Quoted By:
>"But why did you enter the Rumble? You probably could have gone after Holly with your record. It would have been a hell of a fight. And people seem to like *you*, at least... Tch."
"Moybe. Aww moy-bee dey juss haven't reah-loised Oi'm a dickhead yet, nyeh heh heh."
>[Two old friends are back at the beach bar, throwing back beers (or sipping a soda, since it's a cheat day), each with very different paths ahead of them.]

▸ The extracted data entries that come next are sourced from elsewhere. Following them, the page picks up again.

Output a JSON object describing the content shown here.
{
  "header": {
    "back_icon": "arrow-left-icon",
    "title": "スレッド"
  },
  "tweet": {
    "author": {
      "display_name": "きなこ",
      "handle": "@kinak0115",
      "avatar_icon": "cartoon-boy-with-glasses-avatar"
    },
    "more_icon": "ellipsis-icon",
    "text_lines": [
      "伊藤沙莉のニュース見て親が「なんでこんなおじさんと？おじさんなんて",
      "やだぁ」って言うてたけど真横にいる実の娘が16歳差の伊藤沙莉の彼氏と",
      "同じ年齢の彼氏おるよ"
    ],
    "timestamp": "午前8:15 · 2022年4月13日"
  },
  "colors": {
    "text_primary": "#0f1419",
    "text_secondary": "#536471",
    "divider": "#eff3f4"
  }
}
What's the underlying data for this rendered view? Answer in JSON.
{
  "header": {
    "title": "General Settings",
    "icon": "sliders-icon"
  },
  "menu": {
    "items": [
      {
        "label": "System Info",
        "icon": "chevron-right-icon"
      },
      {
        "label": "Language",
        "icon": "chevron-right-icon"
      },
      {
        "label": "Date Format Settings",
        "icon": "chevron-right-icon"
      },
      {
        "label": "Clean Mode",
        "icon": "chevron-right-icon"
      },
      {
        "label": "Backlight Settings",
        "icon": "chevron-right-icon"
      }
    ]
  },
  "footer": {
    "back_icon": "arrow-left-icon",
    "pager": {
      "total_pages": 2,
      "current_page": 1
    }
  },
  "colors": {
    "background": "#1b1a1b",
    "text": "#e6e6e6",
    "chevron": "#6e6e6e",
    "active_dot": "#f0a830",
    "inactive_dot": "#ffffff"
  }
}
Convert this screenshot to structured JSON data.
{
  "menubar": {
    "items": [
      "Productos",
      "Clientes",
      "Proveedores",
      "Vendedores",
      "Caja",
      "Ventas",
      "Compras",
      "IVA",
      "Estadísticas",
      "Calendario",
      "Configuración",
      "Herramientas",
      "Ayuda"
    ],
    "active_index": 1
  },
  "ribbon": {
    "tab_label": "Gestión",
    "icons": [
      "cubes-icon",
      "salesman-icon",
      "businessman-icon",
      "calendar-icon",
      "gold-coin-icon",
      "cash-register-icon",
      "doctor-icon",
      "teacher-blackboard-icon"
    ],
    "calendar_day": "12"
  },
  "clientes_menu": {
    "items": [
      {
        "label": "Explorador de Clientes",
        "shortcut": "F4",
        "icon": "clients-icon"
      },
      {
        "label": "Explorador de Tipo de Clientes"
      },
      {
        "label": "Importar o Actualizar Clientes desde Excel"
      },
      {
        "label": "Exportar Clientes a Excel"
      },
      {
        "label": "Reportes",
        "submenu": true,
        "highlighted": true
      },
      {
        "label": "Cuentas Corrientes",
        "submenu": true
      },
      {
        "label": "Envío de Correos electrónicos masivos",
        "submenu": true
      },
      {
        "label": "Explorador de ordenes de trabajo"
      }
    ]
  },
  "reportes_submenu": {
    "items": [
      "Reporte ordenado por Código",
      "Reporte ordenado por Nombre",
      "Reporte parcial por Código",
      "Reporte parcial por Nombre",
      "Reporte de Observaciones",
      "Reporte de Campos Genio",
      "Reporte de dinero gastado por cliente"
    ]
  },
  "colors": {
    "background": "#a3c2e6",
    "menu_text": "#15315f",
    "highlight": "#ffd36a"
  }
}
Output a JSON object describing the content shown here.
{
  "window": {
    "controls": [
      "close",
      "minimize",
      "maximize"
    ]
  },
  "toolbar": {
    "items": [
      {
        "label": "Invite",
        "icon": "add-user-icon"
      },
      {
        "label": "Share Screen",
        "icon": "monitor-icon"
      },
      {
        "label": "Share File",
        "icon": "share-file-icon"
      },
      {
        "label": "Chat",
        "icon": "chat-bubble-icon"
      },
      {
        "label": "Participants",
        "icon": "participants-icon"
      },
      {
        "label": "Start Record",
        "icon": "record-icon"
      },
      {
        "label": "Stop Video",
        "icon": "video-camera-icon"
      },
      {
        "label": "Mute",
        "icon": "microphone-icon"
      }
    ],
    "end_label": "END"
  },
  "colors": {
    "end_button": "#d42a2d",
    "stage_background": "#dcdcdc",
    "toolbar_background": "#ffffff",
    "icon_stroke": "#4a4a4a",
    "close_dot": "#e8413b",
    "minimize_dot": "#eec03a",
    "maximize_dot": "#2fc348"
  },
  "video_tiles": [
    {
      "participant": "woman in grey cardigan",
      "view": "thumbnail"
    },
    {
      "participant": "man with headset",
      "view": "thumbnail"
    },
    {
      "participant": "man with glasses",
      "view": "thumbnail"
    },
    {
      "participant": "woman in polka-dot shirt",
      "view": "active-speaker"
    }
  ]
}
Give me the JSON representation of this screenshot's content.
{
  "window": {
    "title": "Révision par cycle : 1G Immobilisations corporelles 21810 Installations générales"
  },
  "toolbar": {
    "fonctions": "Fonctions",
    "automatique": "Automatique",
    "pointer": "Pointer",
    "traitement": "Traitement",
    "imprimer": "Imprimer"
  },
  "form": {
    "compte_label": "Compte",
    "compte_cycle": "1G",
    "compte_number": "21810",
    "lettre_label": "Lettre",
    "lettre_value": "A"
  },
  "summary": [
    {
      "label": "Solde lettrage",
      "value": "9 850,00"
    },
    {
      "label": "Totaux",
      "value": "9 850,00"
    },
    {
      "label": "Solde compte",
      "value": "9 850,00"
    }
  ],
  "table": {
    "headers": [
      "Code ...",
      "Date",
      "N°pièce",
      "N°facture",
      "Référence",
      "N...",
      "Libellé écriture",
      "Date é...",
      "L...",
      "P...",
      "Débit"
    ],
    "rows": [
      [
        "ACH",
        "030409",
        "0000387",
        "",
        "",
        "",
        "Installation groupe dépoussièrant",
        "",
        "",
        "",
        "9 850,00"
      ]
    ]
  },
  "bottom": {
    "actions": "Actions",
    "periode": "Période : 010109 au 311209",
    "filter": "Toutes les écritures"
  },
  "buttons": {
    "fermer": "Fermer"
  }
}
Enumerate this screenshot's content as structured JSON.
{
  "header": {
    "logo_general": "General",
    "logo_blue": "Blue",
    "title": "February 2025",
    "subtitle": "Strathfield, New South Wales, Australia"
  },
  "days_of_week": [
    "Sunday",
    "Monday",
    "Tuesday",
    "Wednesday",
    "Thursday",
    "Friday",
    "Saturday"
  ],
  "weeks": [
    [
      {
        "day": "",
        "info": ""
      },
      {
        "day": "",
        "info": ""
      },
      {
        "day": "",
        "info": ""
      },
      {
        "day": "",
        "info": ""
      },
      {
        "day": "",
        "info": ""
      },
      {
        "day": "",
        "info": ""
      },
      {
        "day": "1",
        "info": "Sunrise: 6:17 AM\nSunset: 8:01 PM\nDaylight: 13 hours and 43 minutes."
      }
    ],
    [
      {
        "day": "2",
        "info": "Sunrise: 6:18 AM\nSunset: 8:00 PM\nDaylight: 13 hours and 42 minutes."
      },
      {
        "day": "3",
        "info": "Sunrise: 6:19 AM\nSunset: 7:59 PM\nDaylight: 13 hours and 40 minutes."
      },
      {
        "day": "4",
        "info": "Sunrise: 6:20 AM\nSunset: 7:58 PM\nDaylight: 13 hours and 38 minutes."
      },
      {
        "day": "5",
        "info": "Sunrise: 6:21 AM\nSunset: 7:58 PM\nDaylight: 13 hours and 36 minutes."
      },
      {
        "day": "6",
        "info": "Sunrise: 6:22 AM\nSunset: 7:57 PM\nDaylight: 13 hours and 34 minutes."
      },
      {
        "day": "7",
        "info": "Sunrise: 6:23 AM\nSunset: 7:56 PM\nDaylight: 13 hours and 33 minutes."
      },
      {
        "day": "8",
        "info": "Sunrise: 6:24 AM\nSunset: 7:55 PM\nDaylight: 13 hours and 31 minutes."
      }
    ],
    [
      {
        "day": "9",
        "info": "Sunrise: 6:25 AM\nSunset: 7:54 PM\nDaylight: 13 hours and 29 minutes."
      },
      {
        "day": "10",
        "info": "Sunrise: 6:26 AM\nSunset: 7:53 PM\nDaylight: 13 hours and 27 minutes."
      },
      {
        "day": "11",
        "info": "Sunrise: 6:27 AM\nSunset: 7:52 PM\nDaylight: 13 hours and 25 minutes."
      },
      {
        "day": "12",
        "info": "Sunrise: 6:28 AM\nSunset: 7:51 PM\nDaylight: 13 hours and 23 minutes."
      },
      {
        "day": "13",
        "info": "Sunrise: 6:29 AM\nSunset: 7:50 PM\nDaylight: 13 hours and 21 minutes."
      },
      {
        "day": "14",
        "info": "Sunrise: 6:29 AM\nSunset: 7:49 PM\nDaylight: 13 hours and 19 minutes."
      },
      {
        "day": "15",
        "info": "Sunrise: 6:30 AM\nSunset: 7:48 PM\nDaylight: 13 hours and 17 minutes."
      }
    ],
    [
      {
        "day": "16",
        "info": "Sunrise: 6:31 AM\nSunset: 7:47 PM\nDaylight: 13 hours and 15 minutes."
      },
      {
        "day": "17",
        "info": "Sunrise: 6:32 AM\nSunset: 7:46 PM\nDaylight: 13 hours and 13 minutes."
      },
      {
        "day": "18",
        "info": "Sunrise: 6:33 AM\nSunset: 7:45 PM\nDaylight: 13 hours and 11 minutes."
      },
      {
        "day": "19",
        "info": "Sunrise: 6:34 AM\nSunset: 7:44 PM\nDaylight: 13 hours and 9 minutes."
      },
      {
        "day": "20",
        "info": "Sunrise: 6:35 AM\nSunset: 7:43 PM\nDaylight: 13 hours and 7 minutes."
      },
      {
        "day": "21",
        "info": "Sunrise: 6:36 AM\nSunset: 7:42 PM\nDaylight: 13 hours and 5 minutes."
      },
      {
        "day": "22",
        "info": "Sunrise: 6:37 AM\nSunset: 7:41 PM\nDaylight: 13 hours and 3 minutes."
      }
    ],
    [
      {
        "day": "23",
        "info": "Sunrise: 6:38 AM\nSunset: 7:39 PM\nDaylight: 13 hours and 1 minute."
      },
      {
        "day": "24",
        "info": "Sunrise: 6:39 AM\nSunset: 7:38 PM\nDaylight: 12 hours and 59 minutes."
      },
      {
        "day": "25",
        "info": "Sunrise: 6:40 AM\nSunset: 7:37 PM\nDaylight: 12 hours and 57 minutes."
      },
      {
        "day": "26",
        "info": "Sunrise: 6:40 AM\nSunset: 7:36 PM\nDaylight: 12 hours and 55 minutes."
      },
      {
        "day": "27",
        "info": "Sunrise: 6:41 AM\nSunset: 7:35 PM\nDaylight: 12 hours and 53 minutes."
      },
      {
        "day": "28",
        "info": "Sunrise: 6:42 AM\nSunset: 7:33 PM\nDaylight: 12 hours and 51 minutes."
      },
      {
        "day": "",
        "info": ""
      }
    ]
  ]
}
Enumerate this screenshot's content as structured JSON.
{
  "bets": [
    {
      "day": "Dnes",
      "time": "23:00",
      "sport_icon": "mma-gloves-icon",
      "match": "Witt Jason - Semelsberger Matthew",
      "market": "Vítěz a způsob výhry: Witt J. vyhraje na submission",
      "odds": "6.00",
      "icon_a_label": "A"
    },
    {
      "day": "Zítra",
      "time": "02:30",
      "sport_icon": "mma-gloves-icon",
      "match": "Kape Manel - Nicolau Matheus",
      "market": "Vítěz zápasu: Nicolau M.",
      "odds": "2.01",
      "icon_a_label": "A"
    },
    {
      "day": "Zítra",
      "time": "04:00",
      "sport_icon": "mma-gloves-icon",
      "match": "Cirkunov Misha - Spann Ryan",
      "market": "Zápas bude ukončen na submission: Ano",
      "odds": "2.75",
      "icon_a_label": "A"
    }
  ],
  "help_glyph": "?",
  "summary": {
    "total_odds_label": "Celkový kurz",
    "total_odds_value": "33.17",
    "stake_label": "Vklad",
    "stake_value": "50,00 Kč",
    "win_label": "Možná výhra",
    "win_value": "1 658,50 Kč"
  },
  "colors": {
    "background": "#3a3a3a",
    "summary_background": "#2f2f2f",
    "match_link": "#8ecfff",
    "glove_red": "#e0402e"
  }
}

"Ba-soids, Hollso'll be roight. 'Parrently she's gunna face Noire numbah two. An' if ya remembah, Noire numbah one wen'on ta foight the Skellington after she beat... uh, nevah-moind. Oim' juss sayin', dis could chuck me up da laddah. Ba-soids again, dere's a lotta new cunts in dere. Oi'm ack-soited ta foight 'em. Youse've got a pretty fucken big match-a ya own, mate. Cobbles ain't no slouch, ya know. But unloik youse wiff me 'n Karnah, I ain't gunna tell ya ta take it oisy. Cobble's'll fuck youse up if ya let 'er."
>"I'm not taking her lightly -- and since when are you fucking with the Divine Angels? Shit, I wanted this match a month ago. I could have crushed her in front of her... fucking frankly adorable fiancé at the show you won at, if she just fucking took the hint and tried again. Or imagine if we finally tagged against them! 'Best Bants Machines' finally show up somewhere than some fucking Japanese warehouse. I just... why do people still think I'm the asshole I used to be?"
"Youse gotta watch ya fucken language, mate. Dere could be fucken kids neah-boy. Kels, Oi told ya, love. Summa dese kids need da bad goy to foight. And shit, dere ain't no bigger bad goy dan youse, yeah? Carm on, cunt. Ya fucken promo on her made ya da foinal fucken boss a dis place, dinnit? Not ta men-shun what ya did to Hollso. And oi, how long's it been since ya *weren't* the Bitch Blade? I know youse wanna be loved, Kels. But... Oi dunno. Oi love ya. You know a lotta us cunts do, in our own way. But ya ain't winnin' no Goodest Girl polls, mate."